A federal judge has issued a preliminary injunction blocking the Biden administration’s implementation of a “social cost of carbon” metric to be used for federal actions and regulations.
The injunction was came in a lawsuit filed by Louisiana, on behalf it and Alabama, Florida, Georgia, Kentucky, Mississippi, South Dakota, Texas, West Virginia, and Wyoming
Arbitrary Standard, Didn’t Follow Rules
The plaintiffs argued the SCC metric used by the Biden administration was arbitrarily set by the Interagency Working Group (IWG), without following the proper procedures.
The states also argued the SCC metric would unjustifiably increase the costs of energy production and other activities.
Judge James D. Cain Jr. of the U.S. District Court for the Western District of Louisiana, agreed, issuing an injunction barring the use of the interim SCC standard from being used to set regulations and in federal contracting, leasing, and permitting.
The injunction does not address the science underlying the standard, but rather blocked its implementation for running afoul of the 1946 Administrative Procedure Act because the SCC did not undergo the requisite notice-and-comment process.
Cain ruled the President lacks the authority to enforce the estimates as they are substantively unlawful under the APA and contravenes existing law.

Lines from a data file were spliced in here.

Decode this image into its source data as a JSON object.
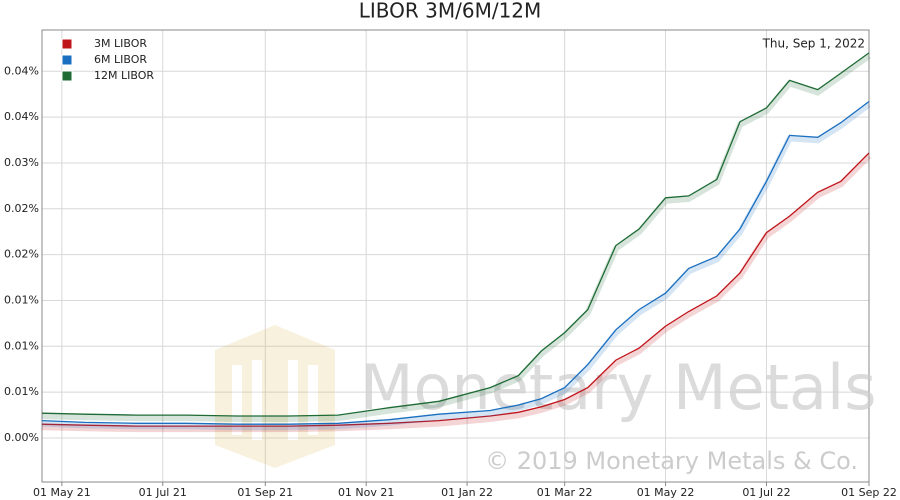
{
  "chart_data": {
    "type": "line",
    "title": "LIBOR 3M/6M/12M",
    "annotation": "Thu, Sep 1, 2022",
    "watermark": "Monetary Metals",
    "watermark_copyright": "© 2019 Monetary Metals & Co.",
    "x": [
      "2021-04-19",
      "2021-05-15",
      "2021-06-15",
      "2021-07-15",
      "2021-08-15",
      "2021-09-15",
      "2021-10-15",
      "2021-11-15",
      "2021-12-15",
      "2022-01-15",
      "2022-02-01",
      "2022-02-15",
      "2022-03-01",
      "2022-03-15",
      "2022-04-01",
      "2022-04-15",
      "2022-05-01",
      "2022-05-15",
      "2022-06-01",
      "2022-06-15",
      "2022-07-01",
      "2022-07-15",
      "2022-08-01",
      "2022-08-15",
      "2022-09-01"
    ],
    "series": [
      {
        "name": "3M LIBOR",
        "color": "#c0141b",
        "values": [
          0.0015,
          0.0014,
          0.0013,
          0.0013,
          0.0013,
          0.0013,
          0.0014,
          0.0016,
          0.0019,
          0.0024,
          0.0028,
          0.0034,
          0.0042,
          0.0055,
          0.0085,
          0.0098,
          0.0122,
          0.0138,
          0.0155,
          0.018,
          0.0224,
          0.0242,
          0.0268,
          0.028,
          0.0311
        ]
      },
      {
        "name": "6M LIBOR",
        "color": "#1a6fc0",
        "values": [
          0.0019,
          0.0017,
          0.0016,
          0.0016,
          0.0015,
          0.0015,
          0.0016,
          0.002,
          0.0026,
          0.003,
          0.0036,
          0.0043,
          0.0055,
          0.008,
          0.0118,
          0.014,
          0.0158,
          0.0185,
          0.0198,
          0.0228,
          0.028,
          0.033,
          0.0328,
          0.0344,
          0.0367
        ]
      },
      {
        "name": "12M LIBOR",
        "color": "#1e6b35",
        "values": [
          0.0027,
          0.0026,
          0.0025,
          0.0025,
          0.0024,
          0.0024,
          0.0025,
          0.0033,
          0.004,
          0.0055,
          0.0068,
          0.0095,
          0.0115,
          0.014,
          0.021,
          0.0228,
          0.0262,
          0.0264,
          0.0282,
          0.0345,
          0.036,
          0.039,
          0.038,
          0.0398,
          0.042
        ]
      }
    ],
    "xlim": [
      "2021-04-19",
      "2022-09-01"
    ],
    "xticks": [
      {
        "value": "2021-05-01",
        "label": "01 May 21"
      },
      {
        "value": "2021-07-01",
        "label": "01 Jul 21"
      },
      {
        "value": "2021-09-01",
        "label": "01 Sep 21"
      },
      {
        "value": "2021-11-01",
        "label": "01 Nov 21"
      },
      {
        "value": "2022-01-01",
        "label": "01 Jan 22"
      },
      {
        "value": "2022-03-01",
        "label": "01 Mar 22"
      },
      {
        "value": "2022-05-01",
        "label": "01 May 22"
      },
      {
        "value": "2022-07-01",
        "label": "01 Jul 22"
      },
      {
        "value": "2022-09-01",
        "label": "01 Sep 22"
      }
    ],
    "ylim": [
      -0.0048,
      0.0445
    ],
    "yticks": [
      {
        "value": 0,
        "label": "0.00%"
      },
      {
        "value": 0.005,
        "label": "0.01%"
      },
      {
        "value": 0.01,
        "label": "0.01%"
      },
      {
        "value": 0.015,
        "label": "0.01%"
      },
      {
        "value": 0.02,
        "label": "0.02%"
      },
      {
        "value": 0.025,
        "label": "0.02%"
      },
      {
        "value": 0.03,
        "label": "0.03%"
      },
      {
        "value": 0.035,
        "label": "0.04%"
      },
      {
        "value": 0.04,
        "label": "0.04%"
      }
    ],
    "grid": true,
    "legend": "top-left"
  }
}
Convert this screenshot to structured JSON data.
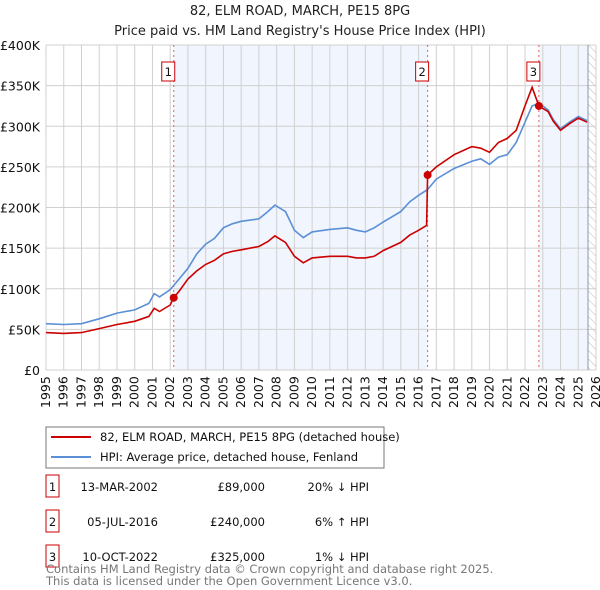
{
  "chart_data": {
    "type": "line",
    "title": "82, ELM ROAD, MARCH, PE15 8PG",
    "subtitle": "Price paid vs. HM Land Registry's House Price Index (HPI)",
    "xlim": [
      1995,
      2026
    ],
    "ylim": [
      0,
      400000
    ],
    "y_ticks": [
      0,
      50000,
      100000,
      150000,
      200000,
      250000,
      300000,
      350000,
      400000
    ],
    "y_tick_labels": [
      "£0",
      "£50K",
      "£100K",
      "£150K",
      "£200K",
      "£250K",
      "£300K",
      "£350K",
      "£400K"
    ],
    "x_ticks": [
      1995,
      1996,
      1997,
      1998,
      1999,
      2000,
      2001,
      2002,
      2003,
      2004,
      2005,
      2006,
      2007,
      2008,
      2009,
      2010,
      2011,
      2012,
      2013,
      2014,
      2015,
      2016,
      2017,
      2018,
      2019,
      2020,
      2021,
      2022,
      2023,
      2024,
      2025,
      2026
    ],
    "grid": true,
    "shaded_ranges": [
      [
        2002.2,
        2016.51
      ],
      [
        2022.78,
        2025.55
      ]
    ],
    "hatched_from": 2025.55,
    "series": [
      {
        "name": "82, ELM ROAD, MARCH, PE15 8PG (detached house)",
        "color": "#cc0000",
        "x": [
          1995,
          1996,
          1997,
          1998,
          1999,
          2000,
          2000.8,
          2001.1,
          2001.4,
          2002,
          2002.2,
          2002.5,
          2003,
          2003.5,
          2004,
          2004.5,
          2005,
          2005.5,
          2006,
          2007,
          2007.5,
          2007.9,
          2008.5,
          2009,
          2009.5,
          2010,
          2011,
          2012,
          2012.5,
          2013,
          2013.5,
          2014,
          2015,
          2015.5,
          2016,
          2016.45,
          2016.51,
          2017,
          2018,
          2019,
          2019.5,
          2020,
          2020.5,
          2021,
          2021.5,
          2022,
          2022.4,
          2022.78,
          2023,
          2023.3,
          2023.6,
          2024,
          2024.5,
          2025,
          2025.5
        ],
        "y": [
          46000,
          45000,
          46000,
          51000,
          56000,
          60000,
          66000,
          76000,
          72000,
          80000,
          89000,
          97000,
          112000,
          122000,
          130000,
          135000,
          143000,
          146000,
          148000,
          152000,
          158000,
          165000,
          157000,
          140000,
          132000,
          138000,
          140000,
          140000,
          138000,
          138000,
          140000,
          147000,
          157000,
          166000,
          172000,
          178000,
          240000,
          250000,
          265000,
          275000,
          273000,
          268000,
          280000,
          285000,
          295000,
          325000,
          348000,
          325000,
          322000,
          318000,
          306000,
          295000,
          303000,
          310000,
          305000
        ]
      },
      {
        "name": "HPI: Average price, detached house, Fenland",
        "color": "#5b8fd6",
        "x": [
          1995,
          1996,
          1997,
          1998,
          1999,
          2000,
          2000.8,
          2001.1,
          2001.4,
          2002,
          2002.5,
          2003,
          2003.5,
          2004,
          2004.5,
          2005,
          2005.5,
          2006,
          2007,
          2007.5,
          2007.9,
          2008.5,
          2009,
          2009.5,
          2010,
          2011,
          2012,
          2012.5,
          2013,
          2013.5,
          2014,
          2015,
          2015.5,
          2016,
          2016.5,
          2017,
          2018,
          2019,
          2019.5,
          2020,
          2020.5,
          2021,
          2021.5,
          2022,
          2022.4,
          2022.78,
          2023,
          2023.3,
          2023.6,
          2024,
          2024.5,
          2025,
          2025.5
        ],
        "y": [
          57000,
          56000,
          57000,
          63000,
          70000,
          74000,
          82000,
          94000,
          90000,
          99000,
          112000,
          125000,
          143000,
          155000,
          162000,
          175000,
          180000,
          183000,
          186000,
          195000,
          203000,
          195000,
          172000,
          163000,
          170000,
          173000,
          175000,
          172000,
          170000,
          175000,
          182000,
          195000,
          207000,
          215000,
          222000,
          235000,
          248000,
          257000,
          260000,
          253000,
          262000,
          265000,
          280000,
          305000,
          325000,
          328000,
          325000,
          320000,
          308000,
          297000,
          305000,
          312000,
          307000
        ]
      }
    ],
    "sales": [
      {
        "label": "1",
        "x": 2002.2,
        "price": 89000,
        "date": "13-MAR-2002",
        "price_text": "£89,000",
        "hpi_text": "20% ↓ HPI"
      },
      {
        "label": "2",
        "x": 2016.51,
        "price": 240000,
        "date": "05-JUL-2016",
        "price_text": "£240,000",
        "hpi_text": "6% ↑ HPI"
      },
      {
        "label": "3",
        "x": 2022.78,
        "price": 325000,
        "date": "10-OCT-2022",
        "price_text": "£325,000",
        "hpi_text": "1% ↓ HPI"
      }
    ]
  },
  "legend": {
    "red": "82, ELM ROAD, MARCH, PE15 8PG (detached house)",
    "blue": "HPI: Average price, detached house, Fenland"
  },
  "footer": {
    "line1": "Contains HM Land Registry data © Crown copyright and database right 2025.",
    "line2": "This data is licensed under the Open Government Licence v3.0."
  }
}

Cain also concluded the government acted beyond congressional authority by basing regulatory policy upon global considerations.
At the heart of the ruling is the court’s determination that the “major questions doctrine,” under which the bureaucracy cannot on its own authority impose new obligations of vast economic and political significance unless Congress speaks clearly on the issue, had been triggered by an executive order issued by Biden.
Louisiana AG Reacts
The multi-state lawsuit was spearheaded by Louisiana Attorney General Jeff Landry.
This ruling is only a first step in a longer fight, said Landry in a press release following the ruling.
“Biden’s attempt to control the activities of the American people and the activities of every business from Main Street to Wall Street has been halted today,” said Landry. “Biden’s executive order was an attempt by the government to take over and tax the people based on winners and losers chosen by the government.
“Agriculture, energy, and virtually every other manufacturing industry is at stake; and today, a federal judge in Louisiana recognized that the federal government does not have this reach,” said Landry. “While our fight is far from over, I am pleased the Court granted preliminary relief against the President’s unacceptable and unauthorized executive overreach; and I remain committed to seeing this case through to the end – fighting every step of the way for the workers and job creators in Louisiana and throughout our Republic.”
Interim Versus Final Actions
Critics of the decision claimed Cain wrongly interpreted interim SCC values as final and binding values, but interim values have real policy impact, said Devin Watkins, an attorney Competitive Enterprise Institute (CEI), in a recent post.
“Non-final actions do not yet have legal effect, yet these “interim” IWG values are causing direct legal effect and as such are a final agency action,” wrote Watkins. “The final agency action doesn’t need to directly harm the plaintiffs by itself; it just needs to cause particularized harm that is imminent, and in this case, that harm is already occurring.
“These harms are ongoing harms against the states, and this injunction can prevent those harms from continuing to occur,” Watkins said. “As such, the states have standing.”
Dubious Models
The models used to calculate the SCC are highly subjective, not grounded in real world data but rather based on extreme scenarios generated by climate models, says Kevin Dayaratna, Ph.D., is the principal statistician and a research fellow with the Heritage Foundation.
“It’s disturbing and quite frankly dangerous to put these models in the hands of policymakers who can manipulate them to achieve any result that they want to rubber stamp their agenda,” said Dayaratna. “We applaud the judge’s decision to prohibit the social cost of carbon in rulemaking, and hope lawmakers also realize the flaws in these models.”
The SCC is a political tool, not an economic one, based on the assumptions and discount rate built into it, which are, of course, politically determined, says Marlo Lewis, a senior fellow at CEI.
“The SCC is too speculative to ever be an empirically-verified determination of the climate-related damages from an incremental ton of CO2 emissions, and should not be used to make regulatory or permitting decisions,” said Lewis. “Of course, some SCC estimates are more inaccurate than others because the assumptions on which they are based are more dubious than others.
“For example, all of the Obama and Biden administrations’ Interagency Working Group’s methodological choices consistently erred on the side of climate alarm and regulatory ambition,” said Lewis.
Economic Harm
The states who sued faced imminent harm if the SCC-based interim rule was allowed to stand, says Lewis.
“All SCC-based regulations would make energy scarcer and more costly, producing ripple effects throughout the economy, with the harshest impacts on low income households that can least afford to pay more for utilities, gasoline, and food – as agriculture is very carbon intensive,” said Lewis. “Note, though, official SCC estimates may get worse.
“Some prominent progressives now want to redefine the SCC as whatever carbon price is needed to achieve NetZero by 2050,” said Lewis. “In principle, that would require increasing the Biden administration IWG’s central estimate from $68/ton in 2050 to more than $1,500 per ton!”